– by Dr. Irving Loh, MD
Heart failure is one of the most prevalent and expensive conditions in the U.S., affecting 6 million Americans and increasingly other populations around the world as well. It is estimated to account for approximately 1 million annual hospitalizations (with up to 50% re-hospitalization rates at 1 month post discharge) at cost of $21 billion ($53 billion by 2030) in the U.S. Part of this is simply attributable to increasing longevity as nutrition and infection control improves worldwide, but also because we physicians are getting better at our jobs and people are living long enough to get heart failure and cancer. Although ischemic heart disease is a common cause of heart failure, uncontrolled hypertension and inadequately managed valvular disease also significantly contribute. Ethnic and socio-economic differences also exist.
The primary therapy for heart failure (for this discussion limited to heart failure due to reduced ejection fraction, in contrast to the less frequent, but not uncommon, heart failure with preserved ejection fraction, or diastolic heart failure) remains identifying and mitigating the risk factors that caused the heart failure, which means those that exacerbate ischemic heart disease, diabetes, hypertension, valvular disease, etc. An echocardiogram is the least expensive and most information-dense diagnostic tool you can use next to a good history and physical, to help confirm or deny the diagnosis.

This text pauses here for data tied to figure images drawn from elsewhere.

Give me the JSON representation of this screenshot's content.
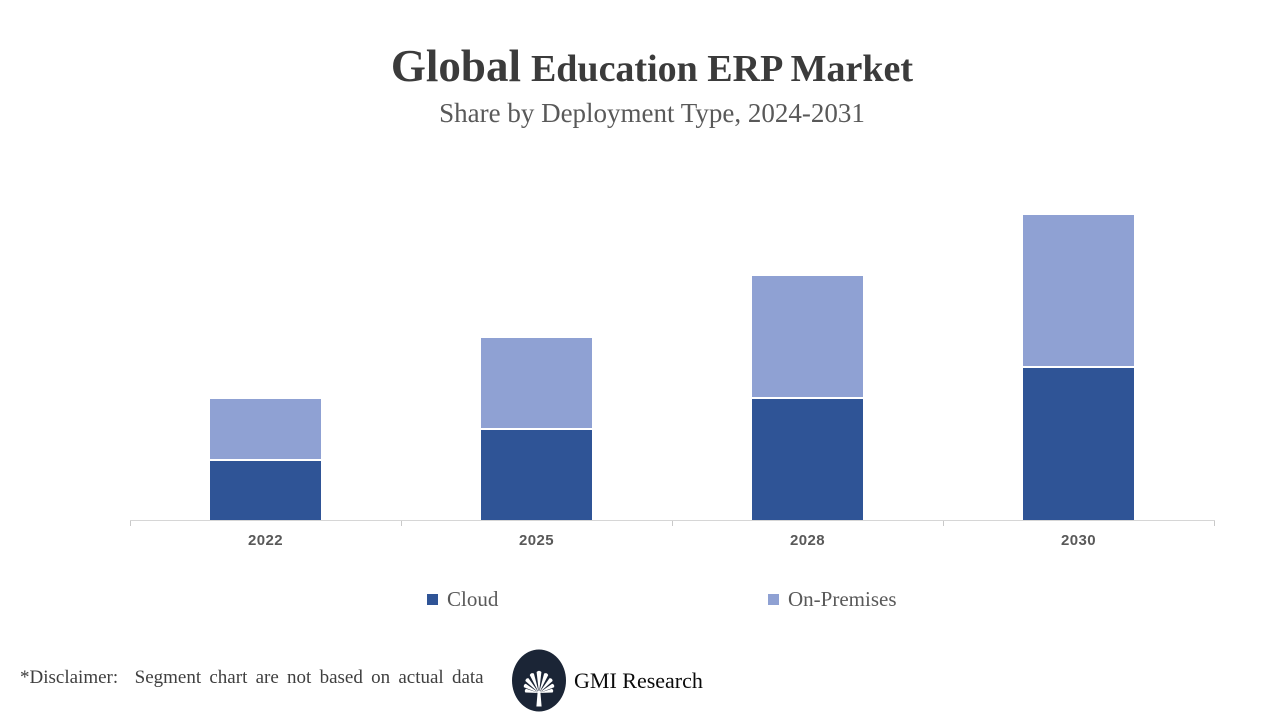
{
  "header": {
    "title_emphasis": "Global",
    "title_rest": "Education ERP Market",
    "subtitle": "Share by Deployment Type, 2024-2031"
  },
  "chart_data": {
    "type": "bar",
    "stacked": true,
    "title": "Global Education ERP Market",
    "subtitle": "Share by Deployment Type, 2024-2031",
    "categories": [
      "2022",
      "2025",
      "2028",
      "2030"
    ],
    "series": [
      {
        "name": "Cloud",
        "color": "#2F5496",
        "values": [
          1,
          1.5,
          2,
          2.5
        ]
      },
      {
        "name": "On-Premises",
        "color": "#8FA1D3",
        "values": [
          1,
          1.5,
          2,
          2.5
        ]
      }
    ],
    "xlabel": "",
    "ylabel": "",
    "ylim": [
      0,
      5.55
    ],
    "y_axis_visible": false,
    "gridlines": false,
    "legend_position": "bottom"
  },
  "footer": {
    "disclaimer": "*Disclaimer:  Segment chart are not based on actual data",
    "brand": "GMI Research"
  },
  "colors": {
    "cloud": "#2F5496",
    "on_premises": "#8FA1D3",
    "axis_line": "#D6D6D6",
    "title_text": "#3B3B3B",
    "secondary_text": "#595959",
    "logo_navy": "#1B2536"
  },
  "icons": {
    "brand_logo": "fan-palm-in-dark-ellipse"
  }
}
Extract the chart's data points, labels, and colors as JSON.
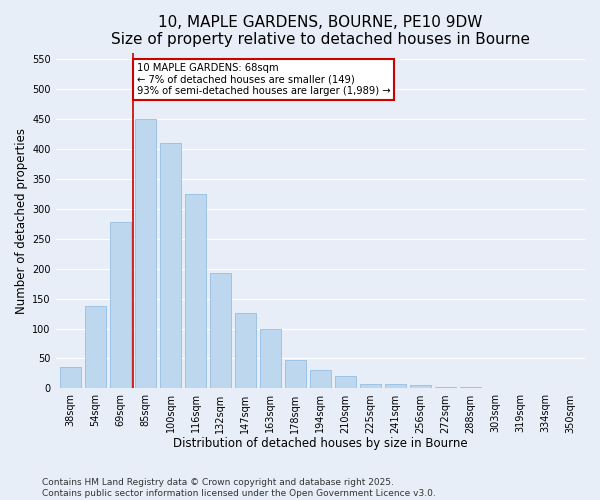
{
  "title": "10, MAPLE GARDENS, BOURNE, PE10 9DW",
  "subtitle": "Size of property relative to detached houses in Bourne",
  "xlabel": "Distribution of detached houses by size in Bourne",
  "ylabel": "Number of detached properties",
  "bar_labels": [
    "38sqm",
    "54sqm",
    "69sqm",
    "85sqm",
    "100sqm",
    "116sqm",
    "132sqm",
    "147sqm",
    "163sqm",
    "178sqm",
    "194sqm",
    "210sqm",
    "225sqm",
    "241sqm",
    "256sqm",
    "272sqm",
    "288sqm",
    "303sqm",
    "319sqm",
    "334sqm",
    "350sqm"
  ],
  "bar_values": [
    35,
    138,
    278,
    450,
    410,
    325,
    192,
    126,
    100,
    47,
    31,
    20,
    8,
    7,
    5,
    2,
    2,
    1,
    1,
    1,
    1
  ],
  "bar_color": "#bdd7ee",
  "bar_edge_color": "#9dc3e6",
  "vline_x_index": 2,
  "vline_color": "#cc0000",
  "ylim": [
    0,
    560
  ],
  "yticks": [
    0,
    50,
    100,
    150,
    200,
    250,
    300,
    350,
    400,
    450,
    500,
    550
  ],
  "annotation_title": "10 MAPLE GARDENS: 68sqm",
  "annotation_line1": "← 7% of detached houses are smaller (149)",
  "annotation_line2": "93% of semi-detached houses are larger (1,989) →",
  "annotation_box_color": "#ffffff",
  "annotation_box_edge": "#cc0000",
  "footer1": "Contains HM Land Registry data © Crown copyright and database right 2025.",
  "footer2": "Contains public sector information licensed under the Open Government Licence v3.0.",
  "background_color": "#e8eef8",
  "grid_color": "#ffffff",
  "title_fontsize": 11,
  "axis_label_fontsize": 8.5,
  "tick_fontsize": 7,
  "footer_fontsize": 6.5
}
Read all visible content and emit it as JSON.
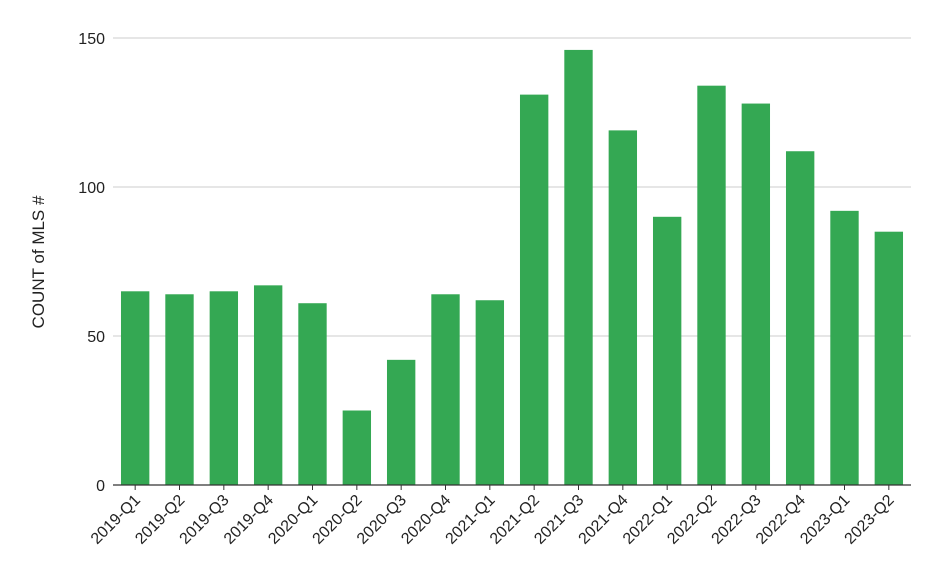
{
  "chart_data": {
    "type": "bar",
    "title": "",
    "xlabel": "",
    "ylabel": "COUNT of MLS #",
    "categories": [
      "2019-Q1",
      "2019-Q2",
      "2019-Q3",
      "2019-Q4",
      "2020-Q1",
      "2020-Q2",
      "2020-Q3",
      "2020-Q4",
      "2021-Q1",
      "2021-Q2",
      "2021-Q3",
      "2021-Q4",
      "2022-Q1",
      "2022-Q2",
      "2022-Q3",
      "2022-Q4",
      "2023-Q1",
      "2023-Q2"
    ],
    "values": [
      65,
      64,
      65,
      67,
      61,
      25,
      42,
      64,
      62,
      131,
      146,
      119,
      90,
      134,
      128,
      112,
      92,
      85
    ],
    "ylim": [
      0,
      150
    ],
    "yticks": [
      0,
      50,
      100,
      150
    ],
    "grid": true,
    "bar_color": "#34a853",
    "grid_color": "#cccccc",
    "axis_color": "#333333"
  }
}
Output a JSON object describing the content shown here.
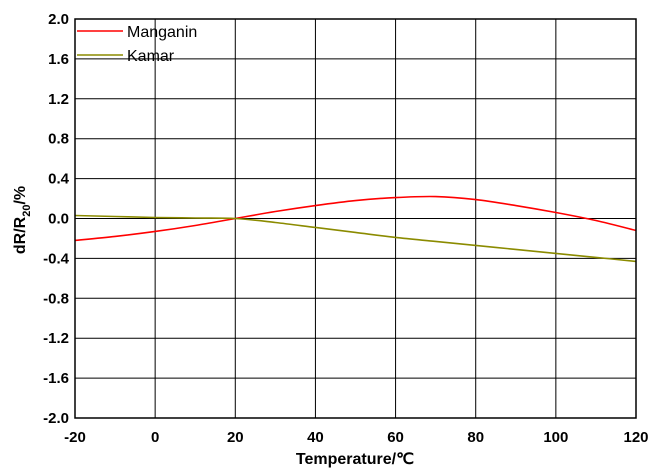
{
  "chart_data": {
    "type": "line",
    "xlabel": "Temperature/℃",
    "ylabel": {
      "prefix": "dR/R",
      "subscript": "20",
      "suffix": "/%"
    },
    "xlim": [
      -20,
      120
    ],
    "ylim": [
      -2.0,
      2.0
    ],
    "x_ticks": [
      "-20",
      "0",
      "20",
      "40",
      "60",
      "80",
      "100",
      "120"
    ],
    "y_ticks": [
      "2.0",
      "1.6",
      "1.2",
      "0.8",
      "0.4",
      "0.0",
      "-0.4",
      "-0.8",
      "-1.2",
      "-1.6",
      "-2.0"
    ],
    "grid": true,
    "legend_position": "top-left",
    "series": [
      {
        "name": "Manganin",
        "color": "#ff0000",
        "x": [
          -20,
          -10,
          0,
          10,
          20,
          30,
          40,
          50,
          60,
          70,
          80,
          90,
          100,
          110,
          120
        ],
        "y": [
          -0.22,
          -0.18,
          -0.13,
          -0.07,
          0.0,
          0.07,
          0.13,
          0.18,
          0.21,
          0.22,
          0.19,
          0.13,
          0.06,
          -0.02,
          -0.12
        ]
      },
      {
        "name": "Kamar",
        "color": "#8b8b00",
        "x": [
          -20,
          -10,
          0,
          10,
          20,
          30,
          40,
          50,
          60,
          70,
          80,
          90,
          100,
          110,
          120
        ],
        "y": [
          0.03,
          0.02,
          0.01,
          0.005,
          0.0,
          -0.04,
          -0.09,
          -0.14,
          -0.19,
          -0.23,
          -0.27,
          -0.31,
          -0.35,
          -0.39,
          -0.43
        ]
      }
    ]
  }
}
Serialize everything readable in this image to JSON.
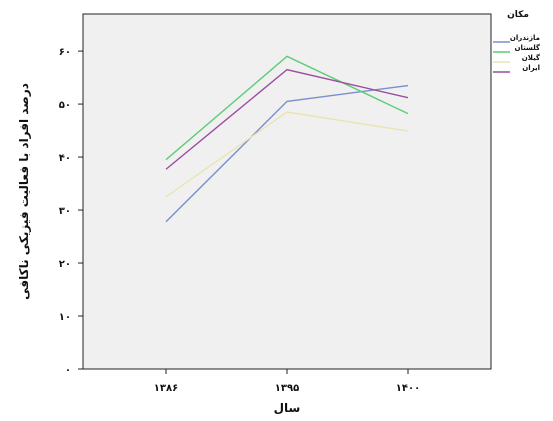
{
  "chart_data": {
    "type": "line",
    "title": "",
    "xlabel": "سال",
    "ylabel": "درصد افراد با فعالیت فیزیکی ناکافی",
    "categories": [
      "۱۳۸۶",
      "۱۳۹۵",
      "۱۴۰۰"
    ],
    "ylim": [
      0,
      67
    ],
    "y_ticks": [
      0,
      10,
      20,
      30,
      40,
      50,
      60
    ],
    "y_tick_labels": [
      "۰",
      "۱۰",
      "۲۰",
      "۳۰",
      "۴۰",
      "۵۰",
      "۶۰"
    ],
    "grid": false,
    "legend": {
      "title": "مکان",
      "placement": "top-right"
    },
    "series": [
      {
        "name": "مازندران",
        "color": "#7b8ed0",
        "values": [
          27.8,
          50.5,
          53.5
        ]
      },
      {
        "name": "گلستان",
        "color": "#5ccc78",
        "values": [
          39.5,
          59.0,
          48.2
        ]
      },
      {
        "name": "گیلان",
        "color": "#e8e5b2",
        "values": [
          32.5,
          48.5,
          44.9
        ]
      },
      {
        "name": "ایران",
        "color": "#9a4e9e",
        "values": [
          37.7,
          56.5,
          51.2
        ]
      }
    ]
  }
}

When you all were getting your medical training (depending on your age and when that was, of course), the fundamentals of heart failure drug management were inculcated into your curriculum whether or not you intended to do primary care or other non-cardiology fields. First was digitalis, a very dangerous and tricky drug used as a poison centuries ago, but very useful in skilled clinician’s hands for its inotropic effect, mitigated by an unfortunate LD50 of 50%! Next up was the advent of diuretics (for preload reduction) with the toxic mercuhydrin in the late 1940s, but then the loop diuretics in different flavors and potency appeared, and have remained as a mainstay since. As the role of the adrenergic nervous system in heart failure was postulated in the late 1960s, the heroic Scandinavians led the way with beta-blockers with almost incredibly good outcome data validated in large trials over the next few decades. Then the impact of manipulating basic cardiovascular pathophysiology by impedance (or afterload) reduction with direct vasodilators like hydralazine and nitrates showed benefit (and are quite underutilized), with the additional benefit of lowering pulmonary artery pressures. Impedance reduction became even more prevalent by elucidating the role of the renin-angiotensin-aldosterone system, which led to the use of angiotensin-converting enzymes, angiotensin receptor blockers, and direct aldosterone antagonists like spironolactone and eplerenone. These validated evidence based pharmacologic therapies when implemented in skilled heart failure disease management programs have radically altered the quality and quantity of life for heart failure patients to the good, and have positively impacted the health economic implications for society by reducing the cost of care by fewer unexpected encounters with their doctors and fewer hospitalizations.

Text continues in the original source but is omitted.